Gap risk for each type of participant
The same gap lands differently depending on what you hold.
| User type | How a gap hits | Main defence |
|---|---|---|
| Long-term investor | A gap-down is a paper loss in a position you meant to hold for years; you can wait it out | Own quality, stay diversified, never over-concentrate in one name into results |
| Active trader | Overnight or pre-event gaps blow past stops; intraday-only trading sidesteps most of it | Reduce or close size before known events; do not assume the stop holds overnight |
| F&O / futures trader | Leverage magnifies the gap; a margined future can lose multiples of a cash position on one open | Smaller lots into events, avoid carrying leverage overnight before big dates |
| Option seller | Most exposed of all - a gap can turn a small premium into a loss many times larger, with no cap | Define the risk: buy a protective option, keep size tiny, never sell naked into events |
The option seller deserves the warning. Selling an option collects a small, capped premium but accepts an open-ended loss if price runs. A gap is exactly the move that runs furthest fastest, so the rare gap is where naked sellers do most of their lifetime damage. None of this is personalised advice - it is a framework to size against.
When this fails
You cannot avoid all gap risk, and any honest chapter has to say so. If you hold anything overnight, you are exposed, full stop. Even hedges are not free protection. Buying a protective put or a downside option does cap your loss, but it costs premium every time, and most of those events never come - so the insurance quietly bleeds your returns while you wait for the rare day it pays. Going fully to cash before every event avoids the gap but also means missing the moves, the costs of trading in and out, and the simple fact that you cannot be in cash for every uncertainty, because there is always another uncertainty. The realistic goal is not zero gap risk. It is to never let a single gap, on a single oversized or over-leveraged position, end your participation in the market. Survive the surprise, and you get to trade the next thousand days.
Quick self-check
1. Why can a stop-loss at Rs 100 still exit you at Rs 85?

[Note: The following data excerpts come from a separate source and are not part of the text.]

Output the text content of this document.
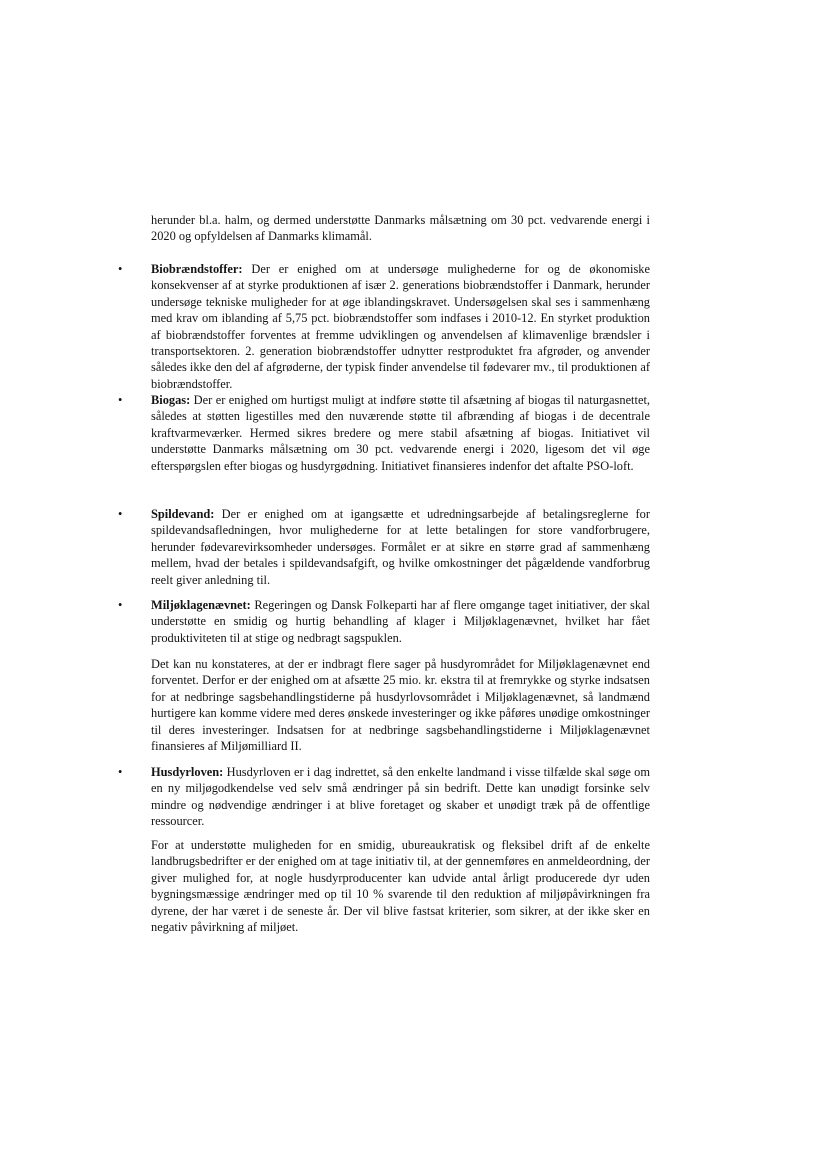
herunder bl.a. halm, og dermed understøtte Danmarks målsætning om 30 pct. vedvarende energi i 2020 og opfyldelsen af Danmarks klimamål.

• Biobrændstoffer: Der er enighed om at undersøge mulighederne for og de økonomiske konsekvenser af at styrke produktionen af især 2. generations biobrændstoffer i Danmark, herunder undersøge tekniske muligheder for at øge iblandingskravet. Undersøgelsen skal ses i sammenhæng med krav om iblanding af 5,75 pct. biobrændstoffer som indfases i 2010-12. En styrket produktion af biobrændstoffer forventes at fremme udviklingen og anvendelsen af klimavenlige brændsler i transportsektoren. 2. generation biobrændstoffer udnytter restproduktet fra afgrøder, og anvender således ikke den del af afgrøderne, der typisk finder anvendelse til fødevarer mv., til produktionen af biobrændstoffer.

• Biogas: Der er enighed om hurtigst muligt at indføre støtte til afsætning af biogas til naturgasnettet, således at støtten ligestilles med den nuværende støtte til afbrænding af biogas i de decentrale kraftvarmeværker. Hermed sikres bredere og mere stabil afsætning af biogas. Initiativet vil understøtte Danmarks målsætning om 30 pct. vedvarende energi i 2020, ligesom det vil øge efterspørgslen efter biogas og husdyrgødning. Initiativet finansieres indenfor det aftalte PSO-loft.

• Spildevand: Der er enighed om at igangsætte et udredningsarbejde af betalingsreglerne for spildevandsafledningen, hvor mulighederne for at lette betalingen for store vandforbrugere, herunder fødevarevirksomheder undersøges. Formålet er at sikre en større grad af sammenhæng mellem, hvad der betales i spildevandsafgift, og hvilke omkostninger det pågældende vandforbrug reelt giver anledning til.

• Miljøklagenævnet: Regeringen og Dansk Folkeparti har af flere omgange taget initiativer, der skal understøtte en smidig og hurtig behandling af klager i Miljøklagenævnet, hvilket har fået produktiviteten til at stige og nedbragt sagspuklen.

Det kan nu konstateres, at der er indbragt flere sager på husdyrområdet for Miljøklagenævnet end forventet. Derfor er der enighed om at afsætte 25 mio. kr. ekstra til at fremrykke og styrke indsatsen for at nedbringe sagsbehandlingstiderne på husdyrlovsområdet i Miljøklagenævnet, så landmænd hurtigere kan komme videre med deres ønskede investeringer og ikke påføres unødige omkostninger til deres investeringer. Indsatsen for at nedbringe sagsbehandlingstiderne i Miljøklagenævnet finansieres af Miljømilliard II.

• Husdyrloven: Husdyrloven er i dag indrettet, så den enkelte landmand i visse tilfælde skal søge om en ny miljøgodkendelse ved selv små ændringer på sin bedrift. Dette kan unødigt forsinke selv mindre og nødvendige ændringer i at blive foretaget og skaber et unødigt træk på de offentlige ressourcer.

For at understøtte muligheden for en smidig, ubureaukratisk og fleksibel drift af de enkelte landbrugsbedrifter er der enighed om at tage initiativ til, at der gennemføres en anmeldeordning, der giver mulighed for, at nogle husdyrproducenter kan udvide antal årligt producerede dyr uden bygningsmæssige ændringer med op til 10 % svarende til den reduktion af miljøpåvirkningen fra dyrene, der har været i de seneste år. Der vil blive fastsat kriterier, som sikrer, at der ikke sker en negativ påvirkning af miljøet.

A stop is an instruction to sell once price reaches Rs 100, at the next available price. If the stock gaps and opens at Rs 85 with no trades in between, the next available price is 85. The stop fires but fills at 85, because price skipped over 100 while the market was shut.
2. What exactly is a gap, and why do gaps happen?
A gap is when a stock or index opens far from its previous close, with no trades in between - price teleports rather than travels. It happens because news arrives while the market is closed: results, RBI or Fed decisions, the US market, elections, or a sudden shock all land at once at the open.
3. What is the difference between scheduled and unscheduled event risk?
Scheduled events are on the calendar - results, RBI and Fed decisions, the Budget, expiry, election counts - so you know the date even if not the outcome. Unscheduled shocks give no warning, like demonetisation in 2016 or the COVID crash in 2020. You can prepare for the dates you know and only size for the ones you cannot.
4. Why are option sellers especially exposed to gap risk?
Selling an option collects a small capped premium but accepts an open-ended loss if price runs hard. A gap is the move that runs furthest fastest, so a single overnight gap can turn a tiny premium into a loss many times larger - the rare event where naked sellers do most of their damage.
5. If you cannot avoid all gaps, what is the realistic goal?
Not zero gap risk - that is impossible if you hold anything overnight, and even hedges cost money. The goal is to size and limit leverage so no single gap on one oversized position can end your trading. Survive the surprise and keep your capital in the game.